Samedi, en métro jusqu’à l’Hôtel de Ville de Sotteville-lès-Rouen pour le festival des arts de la rue Viva Cité. Cela commence officiellement à quatorze heures mais dès deux heures moins le quart, au moment où j’arrive avec celle qui m’accompagne, le spectacle est déjà là avec, sur les marches de la mairie une sortie de mariage des plus réussies. J’arrive presque à faire croire à un passant qu’il s’agit d’une fausse cérémonie.
Nous attendons la compagnie Snob/Ulik pour Glisssssssssendo. Ils et elle arrivent silencieusement monté(e)s sur des plateformes électriques cachées par leurs vêtements noirs et conduites avec les pieds. On fait comme les autres, on suit. Cela a un côté assez désagréable de Joueur de flûte de Hamelin, oublié quand on s’installe autour du rectangle jaune tracé sur la place et que virevoltent les étonnants personnages sous la conduite de l’inquiétante femme aux flambeaux. Chacun joue d’un instrument de musique. L’un d’eux chante une mystérieuse chanson. Se succèdent ensuite des morceaux musicaux sur des chorégraphies pas trop compliquées. Très vite cela lasse. Il manque un scénario.
Nous décidons d’aller voir ailleurs, dans le bois de la Garenne, mais sous les arbres on ne trouve pas notre plaisir. Beaucoup d’acrobaties faciles, de comiques pas drôles, de discours lourdingues, de mises en scène sans subtilité. Que se passe-t-il ? Il y a deux ans, déjà là tous les deux, on y était ravi. Est-ce nous qui avons changé ? Nous sommes pourtant d’excellente humeur aujourd’hui. Est-ce une année creuse ?
Au milieu du bois, sans se soucier le moins du monde du festival, une équipe de retraités boulistes se prépare à une coutumière pétanque. Je m’approche et leur demande poliment comment s’appelle leur spectacle :
-On joue aux boules tout simplement, me répondent-ils.

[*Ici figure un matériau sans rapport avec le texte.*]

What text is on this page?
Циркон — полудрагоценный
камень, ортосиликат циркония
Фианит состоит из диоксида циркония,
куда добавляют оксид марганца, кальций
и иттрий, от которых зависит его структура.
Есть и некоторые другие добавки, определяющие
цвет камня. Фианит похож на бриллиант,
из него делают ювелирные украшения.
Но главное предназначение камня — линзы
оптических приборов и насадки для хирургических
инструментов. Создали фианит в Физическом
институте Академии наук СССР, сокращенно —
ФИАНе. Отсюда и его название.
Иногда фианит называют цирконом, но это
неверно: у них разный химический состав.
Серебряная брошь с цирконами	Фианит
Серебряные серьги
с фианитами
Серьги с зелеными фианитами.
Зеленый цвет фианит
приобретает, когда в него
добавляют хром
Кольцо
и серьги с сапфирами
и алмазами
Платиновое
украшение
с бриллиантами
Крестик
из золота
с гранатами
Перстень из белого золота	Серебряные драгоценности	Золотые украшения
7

J’arrête d’embêter les gens. Sous la grande tente, nous commandons une boisson artisanale aux fruits que nous buvons sous un arbre en regardant au loin un acrobate lanceur de diabolo. Il y a foule autour de lui. Son spectacle est pourtant médiocre.
Après étude du programme, séduits par la photo d’un imposant chapiteau, celui de la compagnie Tuchenn qui y donne Si la musique doit mourir, nous nous rendons rue du Huit Mai. Nouvelle déception, le chapiteau dans la réalité est minuscule et la musique qu’on y entend ne donne pas envie d’attendre la prochaine séance. Allongés dans l’herbe, entre les barres d’immeubles, nous décidons d’en rester là, après un dernier verre à la Bodega.
La foule attendant le métro en direction de Rouen nous dissuade de l’emprunter. Nous optons pour le bus numéro dix tandis que déambulent d’immenses girafes rouges, un bus presque vide, climatisé et où opèrent deux contrôleurs.
Il nous fait passer devant la médiathèque de Rouen que veut détruire Fourneyron (Valérie), nouvelle maire.
-C’est ça qu’elle veut raser ? On voit déjà le travail de l’architecte, constate-t-elle, écœurée autant que moi.